Israël versus les Palestiniens...et jamais trop loin, il y a les caméras.

Mais les deux parties profitent également de mon statut pour me dire ce qu'ils veulent, ils savent quel est mon travail. Comment tirer le vrai du faux ? En observant et me forgeant ma propre opinion.

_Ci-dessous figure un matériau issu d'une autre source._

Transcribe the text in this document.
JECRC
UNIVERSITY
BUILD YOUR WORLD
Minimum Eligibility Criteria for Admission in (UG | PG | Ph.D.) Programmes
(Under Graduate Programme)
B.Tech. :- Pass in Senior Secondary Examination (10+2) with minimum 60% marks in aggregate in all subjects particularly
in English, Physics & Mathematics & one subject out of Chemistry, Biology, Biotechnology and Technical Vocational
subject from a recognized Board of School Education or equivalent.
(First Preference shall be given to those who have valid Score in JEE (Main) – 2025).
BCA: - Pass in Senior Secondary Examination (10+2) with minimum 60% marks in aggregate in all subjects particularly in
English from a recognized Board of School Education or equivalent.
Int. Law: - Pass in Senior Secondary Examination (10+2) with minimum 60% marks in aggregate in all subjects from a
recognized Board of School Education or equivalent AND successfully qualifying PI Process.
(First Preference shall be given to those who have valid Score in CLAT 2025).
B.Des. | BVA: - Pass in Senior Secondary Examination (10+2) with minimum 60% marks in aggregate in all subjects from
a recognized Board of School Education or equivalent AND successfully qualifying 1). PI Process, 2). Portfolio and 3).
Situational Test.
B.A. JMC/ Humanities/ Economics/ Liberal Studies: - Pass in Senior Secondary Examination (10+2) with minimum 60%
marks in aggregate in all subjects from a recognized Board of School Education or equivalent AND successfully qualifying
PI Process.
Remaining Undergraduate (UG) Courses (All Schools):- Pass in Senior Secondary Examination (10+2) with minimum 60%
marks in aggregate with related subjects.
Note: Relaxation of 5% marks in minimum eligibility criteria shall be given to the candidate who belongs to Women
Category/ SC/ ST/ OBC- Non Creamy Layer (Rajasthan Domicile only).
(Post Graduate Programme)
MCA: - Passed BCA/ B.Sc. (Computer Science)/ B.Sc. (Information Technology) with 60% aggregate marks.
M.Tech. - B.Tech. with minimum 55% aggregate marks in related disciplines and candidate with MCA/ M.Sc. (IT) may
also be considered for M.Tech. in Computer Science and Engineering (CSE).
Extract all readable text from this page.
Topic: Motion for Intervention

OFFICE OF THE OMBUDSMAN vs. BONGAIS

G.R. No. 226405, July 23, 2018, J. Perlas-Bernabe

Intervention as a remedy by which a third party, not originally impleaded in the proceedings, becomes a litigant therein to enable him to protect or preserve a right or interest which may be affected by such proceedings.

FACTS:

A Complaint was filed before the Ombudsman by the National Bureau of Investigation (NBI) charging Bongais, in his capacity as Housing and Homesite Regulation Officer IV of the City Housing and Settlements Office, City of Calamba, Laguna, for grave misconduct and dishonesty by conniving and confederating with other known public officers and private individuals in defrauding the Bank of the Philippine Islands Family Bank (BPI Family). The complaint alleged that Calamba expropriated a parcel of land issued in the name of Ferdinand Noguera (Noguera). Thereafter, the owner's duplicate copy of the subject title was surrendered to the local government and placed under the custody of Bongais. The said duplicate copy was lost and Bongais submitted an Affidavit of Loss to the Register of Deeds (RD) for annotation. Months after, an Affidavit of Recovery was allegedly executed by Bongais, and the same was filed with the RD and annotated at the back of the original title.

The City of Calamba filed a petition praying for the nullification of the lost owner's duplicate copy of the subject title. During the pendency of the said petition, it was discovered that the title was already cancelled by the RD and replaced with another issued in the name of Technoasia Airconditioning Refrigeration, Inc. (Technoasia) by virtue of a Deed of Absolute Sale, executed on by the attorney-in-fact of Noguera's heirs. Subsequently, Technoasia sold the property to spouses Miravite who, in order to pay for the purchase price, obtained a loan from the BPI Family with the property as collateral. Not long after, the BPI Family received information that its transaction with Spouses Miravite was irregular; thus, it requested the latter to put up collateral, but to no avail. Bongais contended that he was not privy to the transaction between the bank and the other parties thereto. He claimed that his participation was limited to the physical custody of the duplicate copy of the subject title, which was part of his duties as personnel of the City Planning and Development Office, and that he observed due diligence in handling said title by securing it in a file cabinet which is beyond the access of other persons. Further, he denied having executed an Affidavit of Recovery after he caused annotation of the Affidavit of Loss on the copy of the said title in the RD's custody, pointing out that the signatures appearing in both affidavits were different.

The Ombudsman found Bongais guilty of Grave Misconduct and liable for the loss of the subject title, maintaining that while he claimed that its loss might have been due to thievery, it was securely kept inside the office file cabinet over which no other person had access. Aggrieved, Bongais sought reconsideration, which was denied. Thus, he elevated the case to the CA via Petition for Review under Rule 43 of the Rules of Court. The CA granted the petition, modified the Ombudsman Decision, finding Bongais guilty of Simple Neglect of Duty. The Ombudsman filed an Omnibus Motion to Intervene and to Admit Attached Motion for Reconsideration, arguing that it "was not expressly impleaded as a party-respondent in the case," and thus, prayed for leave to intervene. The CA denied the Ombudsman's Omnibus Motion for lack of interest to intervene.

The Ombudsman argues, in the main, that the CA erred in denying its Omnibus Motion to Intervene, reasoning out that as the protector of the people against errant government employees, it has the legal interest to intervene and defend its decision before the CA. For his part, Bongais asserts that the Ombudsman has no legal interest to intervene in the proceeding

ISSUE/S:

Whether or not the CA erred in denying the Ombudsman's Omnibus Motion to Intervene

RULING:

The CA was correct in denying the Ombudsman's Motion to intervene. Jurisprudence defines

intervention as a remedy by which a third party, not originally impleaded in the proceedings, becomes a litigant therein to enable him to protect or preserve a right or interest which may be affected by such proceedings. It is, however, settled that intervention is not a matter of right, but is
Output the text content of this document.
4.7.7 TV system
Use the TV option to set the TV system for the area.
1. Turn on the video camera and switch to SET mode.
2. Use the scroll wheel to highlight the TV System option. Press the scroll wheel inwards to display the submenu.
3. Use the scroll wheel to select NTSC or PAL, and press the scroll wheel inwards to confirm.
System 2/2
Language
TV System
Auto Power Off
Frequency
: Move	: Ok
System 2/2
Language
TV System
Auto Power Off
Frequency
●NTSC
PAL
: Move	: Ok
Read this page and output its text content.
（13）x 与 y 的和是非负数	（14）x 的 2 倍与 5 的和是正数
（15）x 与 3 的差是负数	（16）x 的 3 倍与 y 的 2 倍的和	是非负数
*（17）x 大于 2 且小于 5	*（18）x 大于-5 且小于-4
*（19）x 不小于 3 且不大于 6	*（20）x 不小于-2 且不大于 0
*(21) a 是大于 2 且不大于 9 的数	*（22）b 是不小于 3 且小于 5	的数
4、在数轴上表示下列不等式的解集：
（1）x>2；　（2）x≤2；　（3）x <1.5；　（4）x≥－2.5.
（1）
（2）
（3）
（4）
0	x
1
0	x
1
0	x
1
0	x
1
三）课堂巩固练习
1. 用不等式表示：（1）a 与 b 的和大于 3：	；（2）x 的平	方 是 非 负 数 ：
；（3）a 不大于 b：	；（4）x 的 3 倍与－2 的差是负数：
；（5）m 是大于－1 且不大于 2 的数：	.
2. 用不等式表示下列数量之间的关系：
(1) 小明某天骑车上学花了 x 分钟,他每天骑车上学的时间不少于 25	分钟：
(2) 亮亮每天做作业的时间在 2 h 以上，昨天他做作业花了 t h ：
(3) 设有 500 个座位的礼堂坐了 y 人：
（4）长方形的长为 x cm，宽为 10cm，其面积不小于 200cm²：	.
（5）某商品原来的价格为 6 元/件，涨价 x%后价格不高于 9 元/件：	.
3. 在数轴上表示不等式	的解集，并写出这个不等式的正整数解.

J'ai compris que les forces de l'ordre n'aimaient pas les médias. Et comment les blâmer! Au premier abord: intransigeance, dédain et méfiance. Mais comme eux, je suis sur cette scène pour faire mon travail. Il y en a finalement certains avec qui je sympathise. Il y en a d'autres qui rongés par la peur du média, en deviennent méchants. Nous ne pouvons pas rester à l'ombre, nous devons partir. Il fait plus de 35°C. Pourquoi ? Parce qu'il l'a décidé, me répond-il.
Côté palestinien, ils sont nombreux à vouloir me raconter leur histoire. Ils savent très bien quel est mon travail, ils veulent faire connaître leur histoire au monde. Alors que tous les médias sont réunis à l'ombre sous ce parasol ou cet olivier, une horde de petits palestiniens âgés tout au plus de 8 ans nous amènent ravitaillement, eau fraîche, biscuits.
Quand l'un d'entre eux, une petite tête de mule, se met à crier "Allah Akbar, Al Aqsa nous te protégerons par le sang et par la force", de façon répétitive, sans s'arrêter. Petit homme, sais-tu la gravité de tes mots ? Sais-tu ce qu'est Al Aqsa ? Pourquoi répètes-tu à tue-tête ce que scandent tes anciens ?
Finalement, ne suis-je pas devenue un acteur à part entière de ce conflit ?

Je le constate, il y a parfois plus de caméras que de personnes réunies sur les scènes. Des journalistes qui sautent sur la moindre image de soldat arrêtant un palestinien. Un peu d'action: des grenades, des explosions... oh oui encore. Le journaliste en joui.
Je me rappelle que lorsque la police a ouvert l'accès à la porte des lions aux journalistes après plus de 5 heures de censure, les journalistes, caméramans ont couru comme des animaux pour s'installer devant la barricade et filmer. 10 minutes chrono, il faut déjà repartir.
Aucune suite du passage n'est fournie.